Erfahrene Sozialarbeiterin

„Neben der Vermittlung in Rehabilitationskliniken gehören häufig auch psychosoziale Hilfestellungen dazu“, berichtet Dr. Lieb. Im Team der Station 10 ist dahingehend eine erfahrene Sozialarbeiterin tätig, die den Patienten bei Anträgen für die weiteren Behandlungen oder auch in Pflege- und Rentenfragen tatkräftig unterstützt. „Das Therapieangebot der AQUA-Station wird gut nachgefragt und die Patientenrückmeldungen sind fast durchweg positiv“, ergänzt Dr. Lieb. Bedenken, die vor Einrichtung der Station aufkamen, hätten sich mittlerweile zerstreut: Etwa ob ältere Drogenkranke und ältere Alkoholabhängige, die teils aus sehr unterschiedlichen sozialen Schichten und Milieus stammen, gemeinsam therapiert werden können. „Das funktioniert weitgehend problemlos“, kann Dr. Lieb aus ersten Erfahrungen berichten. „Im Alter gleichen sich die Lebens- und Gedankenwelten soweit an, dass sich viele Anknüpfungspunkte ergeben, die eine Kontaktaufnahme zwischen den Patienten begünstigen. Daraus entsteht insgesamt eine sehr therapie- und genesungsförderliche Atmosphäre auf der Station.“ Schon 1983 hatte das Suchtbehandlungszentrum am Evangelischen Krankenhaus Elsey mit der Einrichtung der ersten qualifizierten Drogenentzugsstation in Nordrhein-Westfalen eine Vorreiter-Funktion. Nun ist nach Eröffnung einer Alkoholentzugsstation und einer Jugendlichenstation in den letzten Jahren mit der „AQUA“-Station eine weitere große Innovation hinzugekommen.
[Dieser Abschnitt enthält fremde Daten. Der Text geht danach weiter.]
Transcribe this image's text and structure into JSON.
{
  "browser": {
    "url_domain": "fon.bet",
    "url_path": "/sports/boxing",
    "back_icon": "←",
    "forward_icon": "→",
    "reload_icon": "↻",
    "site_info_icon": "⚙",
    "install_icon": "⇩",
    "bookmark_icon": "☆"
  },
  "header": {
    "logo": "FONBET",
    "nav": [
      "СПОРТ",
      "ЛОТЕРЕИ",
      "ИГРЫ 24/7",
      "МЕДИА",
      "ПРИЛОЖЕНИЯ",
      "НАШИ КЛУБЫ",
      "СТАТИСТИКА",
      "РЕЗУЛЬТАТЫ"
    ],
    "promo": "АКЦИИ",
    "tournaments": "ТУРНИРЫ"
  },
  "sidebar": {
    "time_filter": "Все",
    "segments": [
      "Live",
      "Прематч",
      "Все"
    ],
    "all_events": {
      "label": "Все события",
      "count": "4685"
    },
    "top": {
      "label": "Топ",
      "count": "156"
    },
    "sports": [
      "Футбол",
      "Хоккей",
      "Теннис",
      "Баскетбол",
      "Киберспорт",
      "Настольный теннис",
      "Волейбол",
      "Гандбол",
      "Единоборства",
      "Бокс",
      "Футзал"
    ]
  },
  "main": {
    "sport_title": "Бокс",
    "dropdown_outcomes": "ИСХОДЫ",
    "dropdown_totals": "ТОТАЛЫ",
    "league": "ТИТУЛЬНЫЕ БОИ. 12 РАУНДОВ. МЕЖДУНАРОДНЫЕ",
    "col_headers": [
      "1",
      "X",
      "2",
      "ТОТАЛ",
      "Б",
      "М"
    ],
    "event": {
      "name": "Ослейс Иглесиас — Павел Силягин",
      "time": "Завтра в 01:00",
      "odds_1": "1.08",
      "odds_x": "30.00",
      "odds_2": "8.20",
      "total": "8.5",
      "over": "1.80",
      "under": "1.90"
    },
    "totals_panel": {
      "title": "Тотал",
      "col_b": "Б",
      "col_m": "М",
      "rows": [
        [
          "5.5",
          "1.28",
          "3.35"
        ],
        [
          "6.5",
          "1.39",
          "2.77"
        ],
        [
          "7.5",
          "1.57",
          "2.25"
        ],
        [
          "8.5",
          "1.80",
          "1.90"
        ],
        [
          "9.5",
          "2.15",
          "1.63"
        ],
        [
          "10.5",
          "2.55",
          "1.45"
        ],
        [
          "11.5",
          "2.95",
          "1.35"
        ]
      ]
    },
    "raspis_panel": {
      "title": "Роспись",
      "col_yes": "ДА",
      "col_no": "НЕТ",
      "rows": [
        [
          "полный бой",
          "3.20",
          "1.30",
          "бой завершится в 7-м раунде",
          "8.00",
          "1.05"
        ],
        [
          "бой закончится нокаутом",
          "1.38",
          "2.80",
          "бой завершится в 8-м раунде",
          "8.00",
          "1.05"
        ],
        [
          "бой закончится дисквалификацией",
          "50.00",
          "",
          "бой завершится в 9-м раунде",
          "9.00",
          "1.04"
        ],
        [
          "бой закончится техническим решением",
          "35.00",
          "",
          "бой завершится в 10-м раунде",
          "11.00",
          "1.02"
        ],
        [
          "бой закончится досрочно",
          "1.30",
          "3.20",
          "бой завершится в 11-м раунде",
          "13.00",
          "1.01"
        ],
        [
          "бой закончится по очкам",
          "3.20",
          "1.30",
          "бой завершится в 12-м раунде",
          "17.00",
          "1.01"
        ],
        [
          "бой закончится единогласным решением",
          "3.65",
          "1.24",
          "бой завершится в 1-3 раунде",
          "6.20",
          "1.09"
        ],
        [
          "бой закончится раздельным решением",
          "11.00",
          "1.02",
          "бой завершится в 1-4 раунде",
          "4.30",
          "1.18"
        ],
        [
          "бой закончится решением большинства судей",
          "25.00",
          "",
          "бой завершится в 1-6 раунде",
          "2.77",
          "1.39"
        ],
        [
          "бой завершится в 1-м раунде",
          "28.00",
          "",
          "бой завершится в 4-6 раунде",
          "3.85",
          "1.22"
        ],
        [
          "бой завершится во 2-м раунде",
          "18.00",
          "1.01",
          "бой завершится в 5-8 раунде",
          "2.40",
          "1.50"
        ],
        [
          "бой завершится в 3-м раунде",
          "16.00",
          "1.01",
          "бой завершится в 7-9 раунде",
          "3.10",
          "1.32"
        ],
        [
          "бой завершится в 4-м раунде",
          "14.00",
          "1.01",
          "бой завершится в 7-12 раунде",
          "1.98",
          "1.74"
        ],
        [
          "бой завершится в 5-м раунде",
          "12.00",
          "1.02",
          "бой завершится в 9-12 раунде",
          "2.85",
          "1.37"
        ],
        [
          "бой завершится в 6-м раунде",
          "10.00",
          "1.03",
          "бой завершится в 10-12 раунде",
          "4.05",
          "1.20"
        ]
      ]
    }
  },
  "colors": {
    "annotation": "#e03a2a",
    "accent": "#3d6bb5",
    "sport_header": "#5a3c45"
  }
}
Auch das Interesse der Fachwelt sei gegeben, konnte Dr. Lieb nach Vorstellungen des Stationskonzeptes auf dem letztjährigen Deutschen Suchtkongress in Hamburg und dem Kongress der deutschen Gerontopsychiatrie in Essen bestätigen. Kommenden Mittwoch wird er die Station auch lokal auf einer Fachtagung im Hohenlimburger Schloss präsentieren.